First, why crawlers with proxy IP?
Engaged in data collection of the old iron know, the site is now like a thief staring at the crawler. Last week I took the company intranet to try my hand, did not hang the proxy directly open crawl, the results of 5 minutes to be blocked IP, even dragged the entire department disconnected for half an hour, and was almost invited to drink tea by the leadership.
at this momentproxy IPIt's your invisibility cloak. If you go to the supermarket to try out food and always use one plate to get the food (fixed IP), the waiter will definitely stop you. If you change a different plate each time (proxy IP), people will not recognize it. Our ipipgo proxy pool is large, the country has 5 million + dynamic residential IP, change IP than change socks more diligent.
Second, Jsoup with the correct posture of the proxy
A lot of tutorials teach people to use System.setProperty to set up the proxy, that is the younger brother to play! What's really reliable is to use the Connection object to hook up the proxy directly. Look at this code:
// Note that you have to import the ipipgo SDK here.
import com.ipipgo.proxy.;.
...
Document doc = Jsoup.connect("destination URL")
.proxy(ipipgo.getProxy()) // The key is in this line! Get the proxy dynamically
.timeout(30000)
.userAgent("Mozilla/5.0 (Windows NT 10.0) decent browser")
.get();
Highlight it three times:Don't use free agents! Don't use free proxies! Don't use free proxies!Before the cheap use of the pheasant proxy, the result of climbing to the data are all advertisements, the party almost sued me. ipipgo's exclusive proxy line has a dedicated maintenance, the response speed can be pressed in 200ms or less.
Third, the actual battle in the tawdry operation
When you come across a site that is hard to crawl, I'll teach you a trick:IP+UA+Cookie 3-piece rotation. Here's a real case:
| be tactful | effect | ipipgo configuration recommendations |
|---|---|---|
| Single IP Continuous Access | It'll be closed in 10 minutes. | Enable automatic switching mode |
| IP+Browser Fingerprinting | Survive for 2 hours | Bind static residential IP |
The last time I crawled an e-commerce site for price data, I used ipipgo'sIntelligent Routingfunction, automatically matching the IP of the target server location, the collection speed is directly doubled. Here is a pit to note: do not write a dead proxy address in the code, to use their API to dynamically obtain, so that the IP will automatically change when it fails.

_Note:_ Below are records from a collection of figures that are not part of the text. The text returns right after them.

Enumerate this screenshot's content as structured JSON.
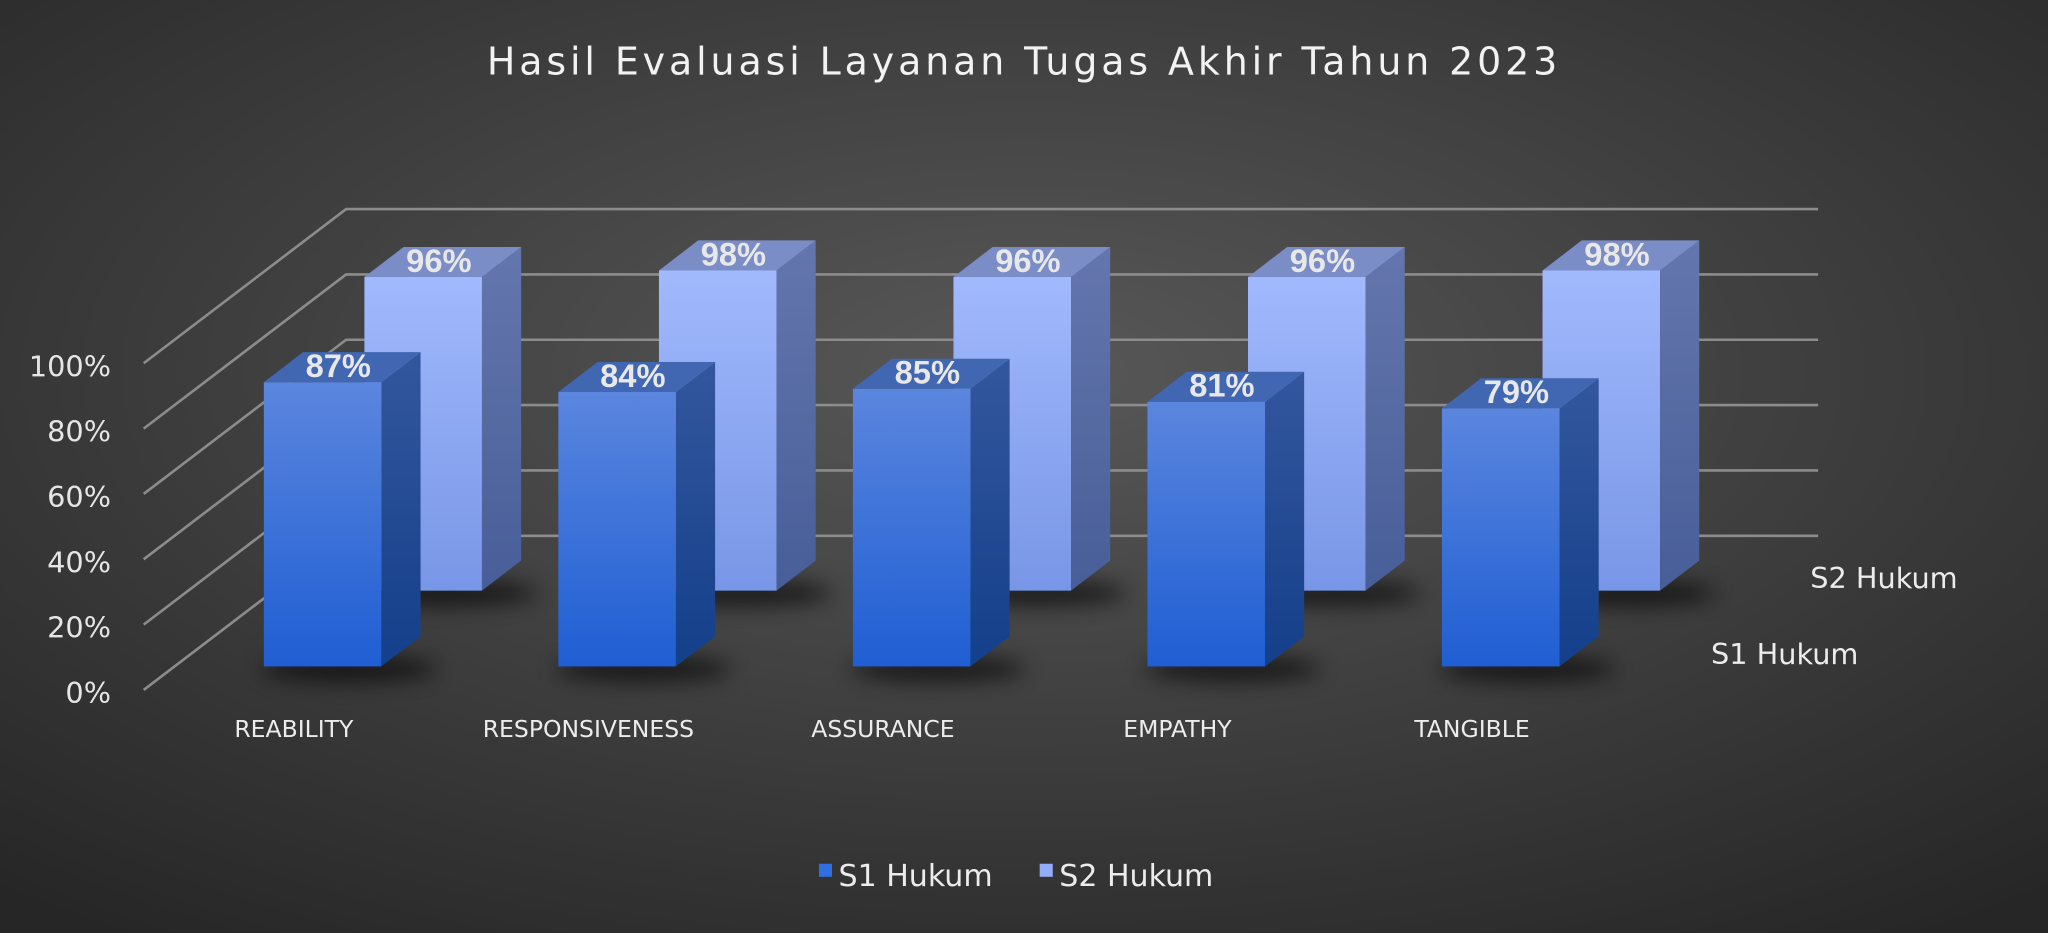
{
  "chart_data": {
    "type": "bar",
    "style": "3d-clustered-column",
    "title": "Hasil Evaluasi Layanan Tugas Akhir Tahun 2023",
    "categories": [
      "REABILITY",
      "RESPONSIVENESS",
      "ASSURANCE",
      "EMPATHY",
      "TANGIBLE"
    ],
    "series": [
      {
        "name": "S1 Hukum",
        "values": [
          87,
          84,
          85,
          81,
          79
        ],
        "labels": [
          "87%",
          "84%",
          "85%",
          "81%",
          "79%"
        ],
        "color": "#2f6fe0"
      },
      {
        "name": "S2 Hukum",
        "values": [
          96,
          98,
          96,
          96,
          98
        ],
        "labels": [
          "96%",
          "98%",
          "96%",
          "96%",
          "98%"
        ],
        "color": "#93adfa"
      }
    ],
    "ylim": [
      0,
      100
    ],
    "yticks": [
      "0%",
      "20%",
      "40%",
      "60%",
      "80%",
      "100%"
    ],
    "grid": true,
    "legend": "bottom",
    "background": "#444444"
  }
}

IV. Common rollover site QA
Q: What should I do if the agent suddenly fails to connect?
A: First call ipipgo ping interface detection, if the return code = 502, immediately change the alternate line. Their console has real-time monitoring, which is more reliable than writing your own retry mechanism.
Q: What should I do if I am bombarded with CAPTCHAs?
A: Don't tough it out! Reduce the request frequency to 1 request/5 seconds while turning on ipipgo'shigh stash modelThe method of crawling is not a good one. Pro-tested effective, last week with this method to crawl 100,000 data did not trigger the verification.
Q: How can I tell if the proxy is really in effect?
A: Add a log output to the code:
System.out.println("Currently using proxy:" + ipipgo.getCurrentProxy());
V. Say something heartfelt
I've used seven or eight agency services, and finally used ipipgo for a long time for three reasons: one is that their homeIt's so responsive.The second is that the IP pool is large enough to do the national data collection can be accurate to the district and county level; the third is that the billing is flexible, such as our small team with the volume package, a month is only a hundred dollars.
A final reminder for newbies:Don't save money on agents.The cost of handling dirty data is not enough to cover the cost of the proxy fee. Last time I saw an old man with a free agent to climb the data, the results into the library found that 30% are messy code, crying too late.